El viernes asistí en Benavente a la Jornada Técnica sobre Interculturalidad, organizada por la Universidad Nacional de Educación a Distancia (Uned) y el Ayuntamiento de la ciudad. En el encuentro tuve la ocasión de conocer y compartir el tiempo con antiguos estudiantes de Trabajo Social, con políticos de la zona que han abandonado la primera fila de las organizaciones que en otros tiempos acogieron sus ideas y con personas desconocidas para mí que, sin embargo, contribuyeron a enriquecer las experiencias de quien esto escribe. A fin y al cabo, compartir el tiempo con ciudadanos de otras latitudes, culturas y religiones es un plus que ojalá todos pudiéramos aprovechar y saborear con mucha más frecuencia. Porque de los encuentros con los demás siempre se sale reforzado, siempre, claro está, que la actitud hacia los otros sea de apertura y de diálogo.

En la jornada impartí la conferencia inaugural. La temática no era nueva: "Radiografía de la población de Benavente: problemas, retos y oportunidades". Para abrir boca, lancé a los oyentes la misma pregunta que siempre formulo en encuentros, cursos o jornadas similares: que expresen rápidamente qué se les viene a la cabeza cuando piensan en Zamora. Y las respuestas, como en otras ocasiones, fueron coincidentes: despoblación, abandono, falta de oportunidades, emigración, pasividad, etc. No obstante, en el caso del pasado viernes, me llamó la atención la respuesta de una chica, incidiendo en que también en estas tierras hay posibilidades.

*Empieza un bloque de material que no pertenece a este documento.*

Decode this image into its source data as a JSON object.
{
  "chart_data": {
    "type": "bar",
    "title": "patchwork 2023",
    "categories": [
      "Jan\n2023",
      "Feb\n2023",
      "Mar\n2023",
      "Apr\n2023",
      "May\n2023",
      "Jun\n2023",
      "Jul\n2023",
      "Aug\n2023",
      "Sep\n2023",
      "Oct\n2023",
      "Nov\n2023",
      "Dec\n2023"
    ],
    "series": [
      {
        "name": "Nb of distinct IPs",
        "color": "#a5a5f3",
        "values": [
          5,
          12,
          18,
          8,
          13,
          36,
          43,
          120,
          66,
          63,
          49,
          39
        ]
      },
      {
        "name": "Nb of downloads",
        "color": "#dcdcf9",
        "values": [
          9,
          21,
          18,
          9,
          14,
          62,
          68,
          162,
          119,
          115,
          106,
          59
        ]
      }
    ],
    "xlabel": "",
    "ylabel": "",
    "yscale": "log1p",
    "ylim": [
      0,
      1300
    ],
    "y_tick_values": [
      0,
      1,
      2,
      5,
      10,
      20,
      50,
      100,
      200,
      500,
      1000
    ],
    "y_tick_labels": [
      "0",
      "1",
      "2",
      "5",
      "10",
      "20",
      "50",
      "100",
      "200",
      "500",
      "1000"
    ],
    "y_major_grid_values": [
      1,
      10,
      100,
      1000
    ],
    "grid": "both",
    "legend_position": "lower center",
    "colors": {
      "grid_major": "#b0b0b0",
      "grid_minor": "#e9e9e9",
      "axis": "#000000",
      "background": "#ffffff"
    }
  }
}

Y efectivamente, quienes mantenemos el discurso de mostrar la botella medio llena sin ocultar que también está medio vacía, como es mi caso, preferimos incidir en las posibilidades de poner en marcha iniciativas de desarrollo antes que insistir, una y otra vez, en los problemas que conviven con nosotros. Problemas que existen y que nunca deben ocultarse, pero que, ¡ay!, no deben ocupar todo nuestro tiempo.

Porque centrar todas nuestras energías en lamentar lo mal que estamos y, a renglón seguido, no hacer nada, es poco útil. Lo mismo que insistir, una y otra vez, que el envejecimiento es la estampa cotidiana de la mayoría de nuestros pueblos, que los jóvenes siguen emigrando porque aquí no pueden ganarse las habichuelas o que, si nadie lo remedia, estamos condenados a la extinción. ¿De qué sirve la queja permanente si no va acompañada de una reacción por parte de quienes tienen en sus manos impulsar un cambio económico, social y político? ¿Para qué lamentarse si, a renglón seguido, miramos para otro lado y somos incapaces de poner encima de la mesa propuestas para la acción? ¿O es que acaso son los demás quienes deben actuar y que, por el contrario, no está en nuestras manos la posibilidad de cambiar el rumbo de los acontecimientos? La historia de la humanidad está repleta de infinidad de situaciones difíciles que pudieron cambiarse. Pero para eso se necesita no solo quejarse, que casi siempre está muy bien, sino tomar conciencia y actuar.